O sistema usa tecnologias de aprendizado de máquina e inteligência artificial generativa (como o que ficou popular com o ChatGPT) para entregar ao produtor a receita de onde, quando e como atuar, apresentando informações – que podem ser ilustradas com mapas, gráficos e números – sobre tecnologia, insumos e defensivos agrícolas a serem utilizados no manejo do cultivo.

“Nós temos um sisteminha em que o produtor clica e indica: “Gera para mim a agenda de onde eu tenho que [fazer o controle de pragas] nessa semana.”

“O cliente acessa a plataforma de uma a três vezes por semana e recebe agendas de monitoramento e recomendações [indicando de que forma o produtor deve atuar]”, afirma Giglioti.

Nas ferramentas da empresa, também é possível ver, por exemplo, cada área em que foi aplicado um defensivo, onde houve sucesso ou falhas nessa aplicação, além de informações sobre produtividade dos canaviais, gráficos sobre condições climáticas, entre outras funcionalidades.

Com a análise das áreas, os produtores de cana conseguem combater de forma mais efetiva e com mais antecedência doenças e pragas no campo.

“A gente praticamente duplicou o uso de biológicos nas áreas onde atuamos nos últimos 15 anos, pois eles conseguem atuar de forma mais localizada”, afirma Giglioti.

O pioneirismo da empresa foi o que chamou a atenção do EcoEnterprises, que vem conversando com a startup há cerca de um ano e meio.

“O que as pessoas começaram a fazer nos últimos cinco anos, a Smartbreeder começou a fazer há mais de uma década”, observa o diretor administrativo do fundo, John McKenna.

O diferencial da empresa em relação a outras do mercado, para McKenna, está na capacidade que a solução da Smartbreeder tem de transformar o manejo dos produtores, tornando-o mais sustentável.

Ele traz um exemplo prático. “Antes uma fazenda enviava um avião para pulverizar produtos químicos em 20 mil hectares.
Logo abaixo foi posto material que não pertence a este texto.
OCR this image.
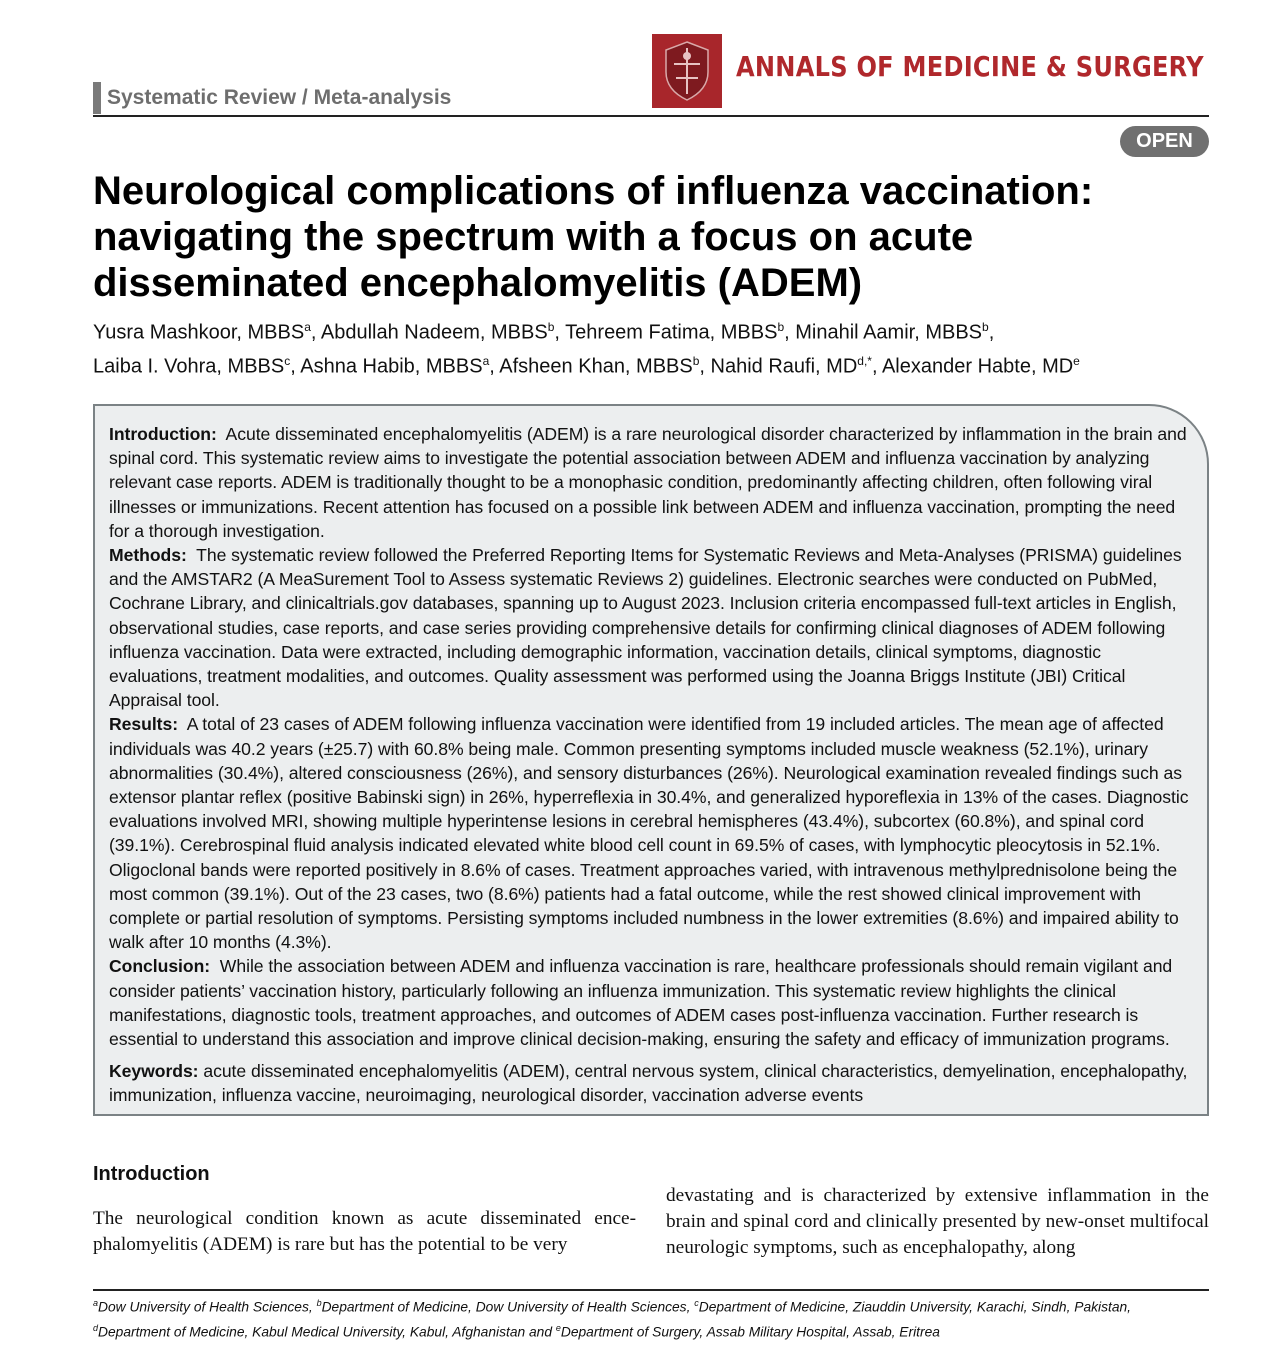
Systematic Review / Meta-analysis
ANNALS OF MEDICINE & SURGERY
OPEN
Neurological complications of influenza vaccination: navigating the spectrum with a focus on acute disseminated encephalomyelitis (ADEM)
Yusra Mashkoor, MBBS$^a$, Abdullah Nadeem, MBBS$^b$, Tehreem Fatima, MBBS$^b$, Minahil Aamir, MBBS$^b$,
Laiba I. Vohra, MBBS$^c$, Ashna Habib, MBBS$^a$, Afsheen Khan, MBBS$^b$, Nahid Raufi, $MD^{d,*}$, Alexander Habte, MDe

Introduction: Acute disseminated encephalomyelitis (ADEM) is a rare neurological disorder characterized by inflammation in the brain and spinal cord. This systematic review aims to investigate the potential association between ADEM and influenza vaccination by analyzing relevant case reports. ADEM is traditionally thought to be a monophasic condition, predominantly affecting children, often following viral illnesses or immunizations. Recent attention has focused on a possible link between ADEM and influenza vaccination, prompting the need for a thorough investigation.

Methods: The systematic review followed the Preferred Reporting Items for Systematic Reviews and Meta-Analyses (PRISMA) guidelines and the AMSTAR2 (A MeaSurement Tool to Assess systematic Reviews 2) guidelines. Electronic searches were conducted on PubMed, Cochrane Library, and clinicaltrials.gov databases, spanning up to August 2023. Inclusion criteria encompassed full-text articles in English, observational studies, case reports, and case series providing comprehensive details for confirming clinical diagnoses of ADEM following influenza vaccination. Data were extracted, including demographic information, vaccination details, clinical symptoms, diagnostic evaluations, treatment modalities, and outcomes. Quality assessment was performed using the Joanna Briggs Institute (JBI) Critical Appraisal tool.

Results: A total of 23 cases of ADEM following influenza vaccination were identified from 19 included articles. The mean age of affected individuals was 40.2 years (±25.7) with 60.8% being male. Common presenting symptoms included muscle weakness (52.1%), urinary abnormalities (30.4%), altered consciousness (26%), and sensory disturbances (26%). Neurological examination revealed findings such as extensor plantar reflex (positive Babinski sign) in 26%, hyperreflexia in 30.4%, and generalized hyporeflexia in 13% of the cases. Diagnostic evaluations involved MRI, showing multiple hyperintense lesions in cerebral hemispheres (43.4%), subcortex (60.8%), and spinal cord (39.1%). Cerebrospinal fluid analysis indicated elevated white blood cell count in 69.5% of cases, with lymphocytic pleocytosis in 52.1%. Oligoclonal bands were reported positively in 8.6% of cases. Treatment approaches varied, with intravenous methylprednisolone being the most common (39.1%). Out of the 23 cases, two (8.6%) patients had a fatal outcome, while the rest showed clinical improvement with complete or partial resolution of symptoms. Persisting symptoms included numbness in the lower extremities (8.6%) and impaired ability to walk after 10 months (4.3%).

Conclusion: While the association between ADEM and influenza vaccination is rare, healthcare professionals should remain vigilant and consider patients’ vaccination history, particularly following an influenza immunization. This systematic review highlights the clinical manifestations, diagnostic tools, treatment approaches, and outcomes of ADEM cases post-influenza vaccination. Further research is essential to understand this association and improve clinical decision-making, ensuring the safety and efficacy of immunization programs.

Keywords: acute disseminated encephalomyelitis (ADEM), central nervous system, clinical characteristics, demyelination, encephalopathy, immunization, influenza vaccine, neuroimaging, neurological disorder, vaccination adverse events

Introduction
The neurological condition known as acute disseminated ence-phalomyelitis (ADEM) is rare but has the potential to be very
devastating and is characterized by extensive inflammation in the brain and spinal cord and clinically presented by new-onset multifocal neurologic symptoms, such as encephalopathy, along
$^a$Dow University of Health Sciences, $^b$Department of Medicine, Dow University of Health Sciences, $^c$Department of Medicine, Ziauddin University, Karachi, Sindh, Pakistan,
$^d$Department of Medicine, Kabul Medical University, Kabul, Afghanistan and $^e$Department of Surgery, Assab Military Hospital, Assab, Eritrea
Agora a Smartbreeder indica: “Você tem uma infestação apenas numa parte da terra. Não mande um avião inteiro, mande um drone e certifique-se de usar, em vez de um pesticida químico que é muito prejudicial ao meio ambiente, uma solução biológica que seja natural.’”

Expansão para outras culturas

Para expandir a utilização de seus produtos em culturas como soja, milho e algodão, a Smartbreeder tem desenvolvido nos últimos dois anos um projeto-piloto em cerca de 100 mil hectares numa parceria com o Grupo Schlatter, que atua na produção de grãos, algodão e carne em 14 fazendas de Estados como Goiás, Mato Grosso e Mato Grosso do Sul.

“Obtendo todos os dados de produtividade, a gente conseguiu dizer para esse produtor, através de inteligência artificial, qual foi a variedade que mais entregou produtividade, qual foi o produto de fungicida para controle de doenças que mais entregou resultado”, afirma Giglioti.

Além de conquistar mais espaço dentro do agronegócio nacional, a Smartbreeder pretende alcançar 500 mil hectares monitorados fora do país nos próximos anos.

Até julho, a empresa deve começar a fazer monitoramento de cana de açúcar nos Estados Unidos e pretende alcançar, nos próximos anos, países como Colômbia, Guatemala e Austrália, segundo Giglioti.

Também há uma ideia, ainda em fase de maturação, de oferecer os produtos de monitoramento da Smartbreeder para ser utilizado em agroindústrias, especialmente as de etanol, energia elétrica e biogás, aproveitando a ligação da empresa com o setor sucroalcooleiro.

“Mas aí não sabemos se seria uma nova unidade de negócio, um braço ou [até mesmo] um spin-off”, afirma Giglioti.